Thank you, absolutely agree. The answer to any clinical question requires thoughtful synthesis of *numerous* statistics (not only p-value, but also effect size, confidence interval, fragility index, number needed to treat vs number needed to harm). This also needs to be combined with prior studies and common sense. For decades we have been myopically focused on the p-value, while often ignoring the larger clinical picture.
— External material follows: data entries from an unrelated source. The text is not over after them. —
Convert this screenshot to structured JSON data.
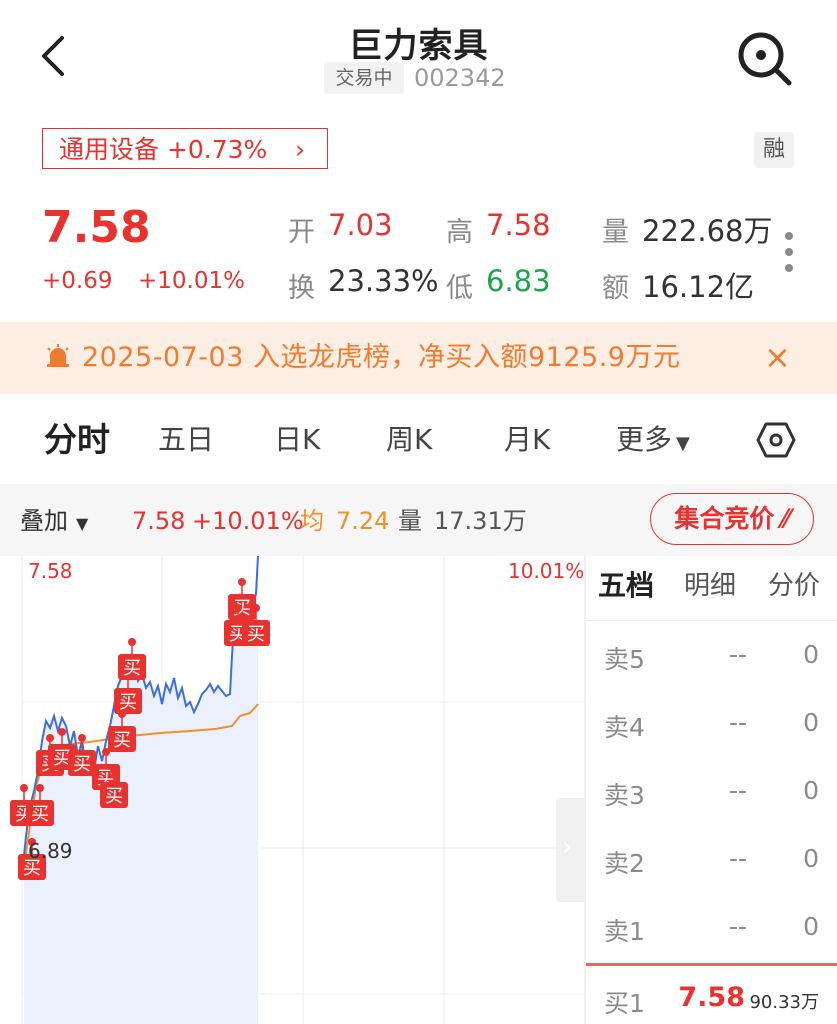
{
  "header": {
    "title": "巨力索具",
    "status": "交易中",
    "code": "002342",
    "sector_label": "通用设备 +0.73%",
    "margin_badge": "融"
  },
  "quote": {
    "price": "7.58",
    "change": "+0.69",
    "change_pct": "+10.01%",
    "open_label": "开",
    "open": "7.03",
    "high_label": "高",
    "high": "7.58",
    "volume_label": "量",
    "volume": "222.68万",
    "turnover_label": "换",
    "turnover": "23.33%",
    "low_label": "低",
    "low": "6.83",
    "amount_label": "额",
    "amount": "16.12亿"
  },
  "banner": {
    "text": "2025-07-03 入选龙虎榜，净买入额9125.9万元",
    "close": "×"
  },
  "tabs": [
    "分时",
    "五日",
    "日K",
    "周K",
    "月K",
    "更多"
  ],
  "overlay": {
    "label": "叠加",
    "price": "7.58",
    "pct": "+10.01%",
    "avg_label": "均",
    "avg": "7.24",
    "vol_label": "量",
    "vol": "17.31万",
    "auction": "集合竞价"
  },
  "chart": {
    "top_price": "7.58",
    "top_pct": "10.01%",
    "low_price": "6.89",
    "marker_label": "买"
  },
  "order_book": {
    "tabs": [
      "五档",
      "明细",
      "分价"
    ],
    "asks": [
      {
        "label": "卖5",
        "price": "--",
        "vol": "0"
      },
      {
        "label": "卖4",
        "price": "--",
        "vol": "0"
      },
      {
        "label": "卖3",
        "price": "--",
        "vol": "0"
      },
      {
        "label": "卖2",
        "price": "--",
        "vol": "0"
      },
      {
        "label": "卖1",
        "price": "--",
        "vol": "0"
      }
    ],
    "bids": [
      {
        "label": "买1",
        "price": "7.58",
        "vol": "90.33万"
      }
    ]
  },
  "colors": {
    "up": "#e8322f",
    "down": "#1aa64a",
    "price_line": "#3b6fe0",
    "avg_line": "#f0902a",
    "banner": "#f07b2e"
  }
}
The solution to this problem isn’t necessarily better statistics, but rather that we need to be better doctors (exercising our judgement, rather than blindly adhering to statistical orthodoxy).
Great post Josh
I think we need to teach Bayes factor to allow interpretation of statistics
To do this we need to make it easily understood by the generations who are addicted to Ps
I think the tiered approach using a scale of~5 levels of “power” mapped onto the relationship between p-values and Bayes (likelihood ratios) would be easily digestible
Of course, it would be nice if articles include this information to assist in stats reading
A few are starting to do so. Editors, let’s do it?
Casey
Thanks Casey. Reforming statistics will not be easy. Underlying rot in our statistical systems is an ugly problem, so there is a natural tendency to ignore or deny it. Articles about this date back for decades, but little has been done about it. I’m hopeful that FOAMed can help us discuss these issues and become more mindful of them.